3 thoughts on “Drive safe!

  1. Good post; always worth a reminder of the dangers of motoring. I find that the most dangerous habit that I encounter is the tendency for those being overtaken to accelerate. It often seems to aflict people who look like they might be mild mannered and thoroughly respectable people yet it is bordering on murderous. It seems much more common in Britain. I generally find drivers on the continent are more relaxed about being overtaken.

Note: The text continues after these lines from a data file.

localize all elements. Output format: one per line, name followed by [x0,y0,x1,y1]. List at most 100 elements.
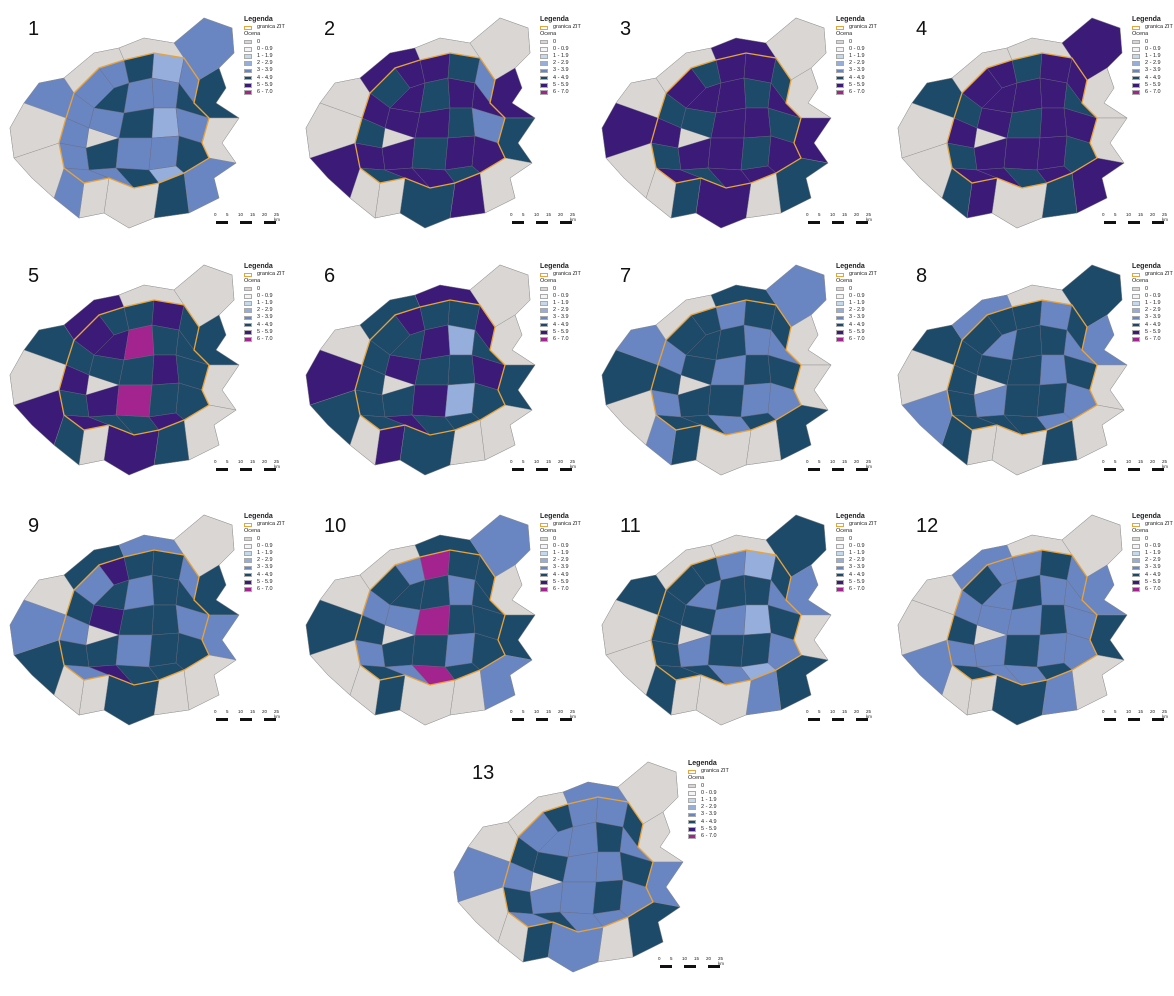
choropleth-map [305,17,536,229]
legend-entry: 1 - 1.9 [1132,300,1173,307]
scale-tick-label: 10 [830,709,836,714]
legend-rating-title: Ocena [244,528,261,535]
municipality-area [707,634,745,668]
scale-tick-label: 20 [1150,459,1156,464]
legend-label: granica ZIT [553,521,581,528]
legend-swatch [540,68,548,74]
legend-label: 0 [257,285,261,292]
legend-label: granica ZIT [849,24,877,31]
legend-entry: 1 - 1.9 [244,550,285,557]
municipality-area [1039,77,1068,109]
legend-border-entry: granica ZIT [1132,521,1173,528]
legend-label: 4 - 4.9 [701,818,717,825]
scale-tick-label: 20 [706,956,712,961]
legend-title: Legenda [540,513,569,520]
scale-bar: 0 5 10 15 20 25 km [1102,709,1172,725]
scale-tick-label: 15 [250,709,256,714]
panel-number: 7 [620,265,632,287]
legend-swatch [1132,337,1140,342]
legend-label: 5 - 5.9 [849,81,865,88]
legend-swatch [1132,322,1140,328]
municipality-area [1039,324,1068,356]
legend-entry: 0 - 0.9 [244,46,285,53]
legend-entry: 0 - 0.9 [540,293,581,300]
legend-swatch [1132,90,1140,95]
municipality-area [447,324,476,356]
legend-label: 2 - 2.9 [553,60,569,67]
legend-swatch [244,61,252,66]
scale-segment [512,468,524,471]
scale-segment [844,221,856,224]
legend-entry: 5 - 5.9 [1132,82,1173,89]
legend-entry: 2 - 2.9 [540,60,581,67]
legend-entry: 6 - 7.0 [1132,586,1173,593]
legend-entry: 0 [836,286,877,293]
legend-border-entry: granica ZIT [688,768,729,775]
panel-number: 5 [28,265,40,287]
municipality-area [151,574,180,606]
scale-segment [512,221,524,224]
legend-entry: 5 - 5.9 [244,579,285,586]
scale-tick-label: 5 [670,956,673,961]
legend-swatch [1132,536,1140,542]
scale-tick-label: 15 [250,212,256,217]
legend-swatch [540,565,548,571]
municipality-area [148,632,180,668]
legend-border-entry: granica ZIT [836,521,877,528]
scale-tick-label: 10 [238,212,244,217]
legend-swatch [1132,308,1140,313]
legend-title: Legenda [836,513,865,520]
legend-title: Legenda [244,513,273,520]
legend-swatch [244,294,252,299]
scale-segments [512,718,572,721]
legend-swatch [836,580,844,585]
legend-swatch [244,25,252,31]
legend-swatch [540,315,548,321]
scale-segment [1104,221,1116,224]
scale-segment [524,221,536,224]
scale-segment [548,221,560,224]
legend-label: 5 - 5.9 [553,81,569,88]
scale-bar: 0 5 10 15 20 25 km [806,459,876,475]
legend-entry: 3 - 3.9 [540,67,581,74]
legend-entry: 2 - 2.9 [836,307,877,314]
scale-tick-label: 15 [1138,709,1144,714]
scale-tick-label: 0 [1102,709,1105,714]
legend-label: 2 - 2.9 [849,60,865,67]
zit-border [502,796,654,933]
legend-swatch [540,337,548,342]
legend-swatch [244,68,252,74]
scale-bar: 0 5 10 15 20 25 km [806,709,876,725]
legend-swatch [540,330,548,335]
scale-bar: 0 5 10 15 20 25 km [214,212,284,228]
legend-label: 5 - 5.9 [553,328,569,335]
legend-label: granica ZIT [1145,24,1173,31]
legend-border-entry: granica ZIT [1132,271,1173,278]
legend-entry: 0 - 0.9 [836,46,877,53]
legend-entry: 0 - 0.9 [836,543,877,550]
legend-entry: 3 - 3.9 [836,314,877,321]
legend-label: 3 - 3.9 [1145,564,1161,571]
legend-label: 1 - 1.9 [1145,549,1161,556]
legend-label: 6 - 7.0 [257,335,273,342]
legend-swatch [836,522,844,528]
legend-entry: 5 - 5.9 [1132,579,1173,586]
legend-swatch [1132,580,1140,585]
legend-entry: 5 - 5.9 [1132,329,1173,336]
legend-label: 4 - 4.9 [553,321,569,328]
map-legend: Legenda granica ZIT Ocena 0 0 - 0.9 1 - 1.9 2 … [1132,16,1173,96]
legend-entry: 3 - 3.9 [1132,314,1173,321]
zit-border [946,299,1098,436]
scale-tick-label: 5 [818,709,821,714]
scale-tick-label: 15 [694,956,700,961]
legend-title: Legenda [688,760,717,767]
legend-swatch [688,783,696,789]
municipality-area [444,632,476,668]
legend-entry: 5 - 5.9 [836,329,877,336]
legend-swatch [540,47,548,52]
legend-label: 6 - 7.0 [553,335,569,342]
scale-segment [252,718,264,721]
scale-segments [808,468,868,471]
legend-label: 2 - 2.9 [553,307,569,314]
legend-entry: 0 - 0.9 [540,543,581,550]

    • I agree with the comment but what I have also noticed is this occurs on any road, motorway to byway and the instant that you pass they slow straight back to the speed they were doing before you caught them up. Very strange,but, having spent 30 years commuting along the A46 and A15 in Lincolnshire no driving amazes me, best place in the world for courteous drivers Brunei, they would wait all day to allow cars by and smile while they waited!

  2. This is a really good piece, we drive this road almost daily, from Llangurig to Aber it’s not the road it’s unfortunately it momentary poor judgement of drivers and riders that I’m sure being honest with ourselves we have all been guilty of at some point and ‘pure’ luck has kept us safe.

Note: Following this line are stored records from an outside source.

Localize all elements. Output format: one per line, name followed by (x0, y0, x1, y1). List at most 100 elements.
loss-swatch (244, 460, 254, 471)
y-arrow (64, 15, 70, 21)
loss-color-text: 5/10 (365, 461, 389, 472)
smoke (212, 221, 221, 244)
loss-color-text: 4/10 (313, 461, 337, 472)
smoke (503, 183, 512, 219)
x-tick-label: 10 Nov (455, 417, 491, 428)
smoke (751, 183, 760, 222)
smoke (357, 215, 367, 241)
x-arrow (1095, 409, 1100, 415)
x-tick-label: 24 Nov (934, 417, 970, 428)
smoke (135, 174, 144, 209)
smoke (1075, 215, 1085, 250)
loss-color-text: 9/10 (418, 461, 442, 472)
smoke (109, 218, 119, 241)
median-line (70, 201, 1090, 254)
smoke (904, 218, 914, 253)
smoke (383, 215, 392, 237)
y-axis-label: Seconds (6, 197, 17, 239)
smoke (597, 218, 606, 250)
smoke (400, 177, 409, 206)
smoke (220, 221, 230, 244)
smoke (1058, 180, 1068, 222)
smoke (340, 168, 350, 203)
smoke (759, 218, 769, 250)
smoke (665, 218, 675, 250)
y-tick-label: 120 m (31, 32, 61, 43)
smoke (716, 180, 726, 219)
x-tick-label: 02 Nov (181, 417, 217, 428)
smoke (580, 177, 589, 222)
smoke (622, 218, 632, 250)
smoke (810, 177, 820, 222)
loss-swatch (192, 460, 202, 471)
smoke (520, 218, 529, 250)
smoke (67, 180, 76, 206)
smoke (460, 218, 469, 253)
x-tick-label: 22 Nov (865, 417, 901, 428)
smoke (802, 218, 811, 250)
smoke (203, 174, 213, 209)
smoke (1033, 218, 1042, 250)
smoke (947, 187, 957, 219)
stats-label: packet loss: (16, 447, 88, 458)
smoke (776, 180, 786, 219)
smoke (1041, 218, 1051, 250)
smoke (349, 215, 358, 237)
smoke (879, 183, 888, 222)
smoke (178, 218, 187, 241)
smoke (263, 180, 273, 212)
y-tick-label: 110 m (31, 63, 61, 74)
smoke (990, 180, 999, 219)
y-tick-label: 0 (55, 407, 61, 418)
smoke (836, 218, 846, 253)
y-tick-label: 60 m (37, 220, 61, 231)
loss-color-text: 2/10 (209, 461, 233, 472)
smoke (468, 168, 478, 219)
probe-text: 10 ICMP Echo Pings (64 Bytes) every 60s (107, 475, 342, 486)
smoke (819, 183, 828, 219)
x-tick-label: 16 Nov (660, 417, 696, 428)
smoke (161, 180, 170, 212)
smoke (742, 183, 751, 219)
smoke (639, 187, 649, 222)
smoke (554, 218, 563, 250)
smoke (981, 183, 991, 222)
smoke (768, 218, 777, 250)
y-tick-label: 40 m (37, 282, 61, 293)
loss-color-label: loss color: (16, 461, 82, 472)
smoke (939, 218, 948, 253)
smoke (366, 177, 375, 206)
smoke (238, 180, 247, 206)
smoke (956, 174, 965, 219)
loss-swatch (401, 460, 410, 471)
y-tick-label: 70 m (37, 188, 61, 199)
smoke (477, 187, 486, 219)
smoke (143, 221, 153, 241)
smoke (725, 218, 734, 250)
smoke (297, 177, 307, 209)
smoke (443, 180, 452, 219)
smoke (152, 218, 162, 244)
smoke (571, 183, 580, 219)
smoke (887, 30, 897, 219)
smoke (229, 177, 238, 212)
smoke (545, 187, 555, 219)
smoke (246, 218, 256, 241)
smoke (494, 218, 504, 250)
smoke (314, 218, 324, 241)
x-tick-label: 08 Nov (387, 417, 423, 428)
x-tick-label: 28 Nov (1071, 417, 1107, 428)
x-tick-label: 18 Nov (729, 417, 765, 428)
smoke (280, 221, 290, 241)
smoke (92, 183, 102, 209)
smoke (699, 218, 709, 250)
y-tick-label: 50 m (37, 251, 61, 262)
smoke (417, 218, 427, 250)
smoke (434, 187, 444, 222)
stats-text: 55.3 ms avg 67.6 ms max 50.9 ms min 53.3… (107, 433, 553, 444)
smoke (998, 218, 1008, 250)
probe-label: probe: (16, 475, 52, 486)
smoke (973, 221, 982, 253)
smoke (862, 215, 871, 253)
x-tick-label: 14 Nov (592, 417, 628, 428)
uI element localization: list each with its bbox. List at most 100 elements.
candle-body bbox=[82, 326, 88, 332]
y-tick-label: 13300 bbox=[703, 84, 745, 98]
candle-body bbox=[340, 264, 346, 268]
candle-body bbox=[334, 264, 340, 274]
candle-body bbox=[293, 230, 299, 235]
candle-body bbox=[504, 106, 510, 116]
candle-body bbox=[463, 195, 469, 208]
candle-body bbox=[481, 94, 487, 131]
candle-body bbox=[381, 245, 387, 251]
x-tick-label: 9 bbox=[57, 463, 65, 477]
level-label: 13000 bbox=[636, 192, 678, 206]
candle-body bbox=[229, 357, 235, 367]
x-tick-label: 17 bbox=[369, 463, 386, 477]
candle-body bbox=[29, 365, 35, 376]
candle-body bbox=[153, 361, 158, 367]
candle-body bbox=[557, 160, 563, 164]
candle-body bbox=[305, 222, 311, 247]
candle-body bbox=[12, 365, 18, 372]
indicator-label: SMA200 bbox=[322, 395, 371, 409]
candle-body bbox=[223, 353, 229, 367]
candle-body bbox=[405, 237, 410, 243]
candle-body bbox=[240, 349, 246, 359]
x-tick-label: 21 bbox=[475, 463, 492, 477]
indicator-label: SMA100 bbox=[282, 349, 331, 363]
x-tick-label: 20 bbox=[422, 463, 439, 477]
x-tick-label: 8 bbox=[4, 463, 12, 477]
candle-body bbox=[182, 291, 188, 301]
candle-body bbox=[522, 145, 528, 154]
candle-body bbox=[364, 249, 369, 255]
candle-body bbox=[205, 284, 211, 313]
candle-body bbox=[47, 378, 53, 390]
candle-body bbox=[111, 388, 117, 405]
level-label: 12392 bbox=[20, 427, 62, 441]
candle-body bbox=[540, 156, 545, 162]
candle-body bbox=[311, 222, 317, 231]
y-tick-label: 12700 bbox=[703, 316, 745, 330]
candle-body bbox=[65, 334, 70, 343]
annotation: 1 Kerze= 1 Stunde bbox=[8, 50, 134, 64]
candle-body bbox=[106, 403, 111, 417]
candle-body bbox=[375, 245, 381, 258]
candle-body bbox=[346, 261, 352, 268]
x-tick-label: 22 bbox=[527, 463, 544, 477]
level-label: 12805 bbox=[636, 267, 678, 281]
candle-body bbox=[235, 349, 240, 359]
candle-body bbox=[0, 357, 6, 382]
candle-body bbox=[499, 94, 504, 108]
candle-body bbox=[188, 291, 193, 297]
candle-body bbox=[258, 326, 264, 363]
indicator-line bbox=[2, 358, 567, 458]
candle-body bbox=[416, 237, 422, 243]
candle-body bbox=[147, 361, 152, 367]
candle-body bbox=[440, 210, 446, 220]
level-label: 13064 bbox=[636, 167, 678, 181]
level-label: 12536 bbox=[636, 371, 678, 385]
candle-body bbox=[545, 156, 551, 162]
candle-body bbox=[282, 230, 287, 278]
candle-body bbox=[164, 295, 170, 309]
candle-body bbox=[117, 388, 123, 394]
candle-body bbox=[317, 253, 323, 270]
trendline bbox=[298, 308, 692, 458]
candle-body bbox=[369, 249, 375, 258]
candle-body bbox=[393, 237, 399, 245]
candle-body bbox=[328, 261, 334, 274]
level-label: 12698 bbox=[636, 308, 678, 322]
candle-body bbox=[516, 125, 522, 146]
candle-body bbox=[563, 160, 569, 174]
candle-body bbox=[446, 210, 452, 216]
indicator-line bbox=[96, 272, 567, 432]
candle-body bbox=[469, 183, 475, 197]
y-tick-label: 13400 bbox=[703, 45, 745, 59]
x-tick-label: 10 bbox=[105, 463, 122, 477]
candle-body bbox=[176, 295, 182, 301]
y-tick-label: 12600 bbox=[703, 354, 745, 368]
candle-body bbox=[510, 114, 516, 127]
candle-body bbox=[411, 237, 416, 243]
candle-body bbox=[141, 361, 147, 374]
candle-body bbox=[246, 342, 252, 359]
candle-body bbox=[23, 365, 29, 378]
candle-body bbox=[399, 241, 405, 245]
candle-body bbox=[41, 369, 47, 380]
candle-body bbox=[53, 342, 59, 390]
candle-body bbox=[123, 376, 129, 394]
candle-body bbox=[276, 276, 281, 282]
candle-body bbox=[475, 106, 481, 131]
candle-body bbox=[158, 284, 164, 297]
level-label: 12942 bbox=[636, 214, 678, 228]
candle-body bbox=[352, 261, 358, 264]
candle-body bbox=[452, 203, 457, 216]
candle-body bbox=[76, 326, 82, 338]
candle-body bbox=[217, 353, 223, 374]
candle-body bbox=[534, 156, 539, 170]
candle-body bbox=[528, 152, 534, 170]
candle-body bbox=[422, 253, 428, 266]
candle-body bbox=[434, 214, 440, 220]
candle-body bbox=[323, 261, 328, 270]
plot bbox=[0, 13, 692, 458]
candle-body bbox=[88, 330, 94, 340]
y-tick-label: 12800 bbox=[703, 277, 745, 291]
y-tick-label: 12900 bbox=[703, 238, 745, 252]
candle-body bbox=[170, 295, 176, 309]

    Whats interesting is I used to live near the a358 between Taunton and Minehead, similar reputation and regular accidents and unfortunately fatalities, they reduced the speed limits along most of this 20 miles stretch to 30s 40s and 50s in a bid to reduce speeds and therefore in their thought process accidents, interestingly the rate of accidents went up not down, they have now brought these limits back up. The reason behind this they believe is there were less overtaking opportunities and more drivers therefore took chances to ‘get past’. What they have done now is made it clearer when and where there are sensible overtaking opportunities should drivers want to reasonably overtake.

    It’s an interesting scenario and one I think should be taken into account more.

    I’m not saying increased speed does not produce more risk, however mearly reducing speed limits does not make it a safer road.
    Inmy opinion it needs a different approach.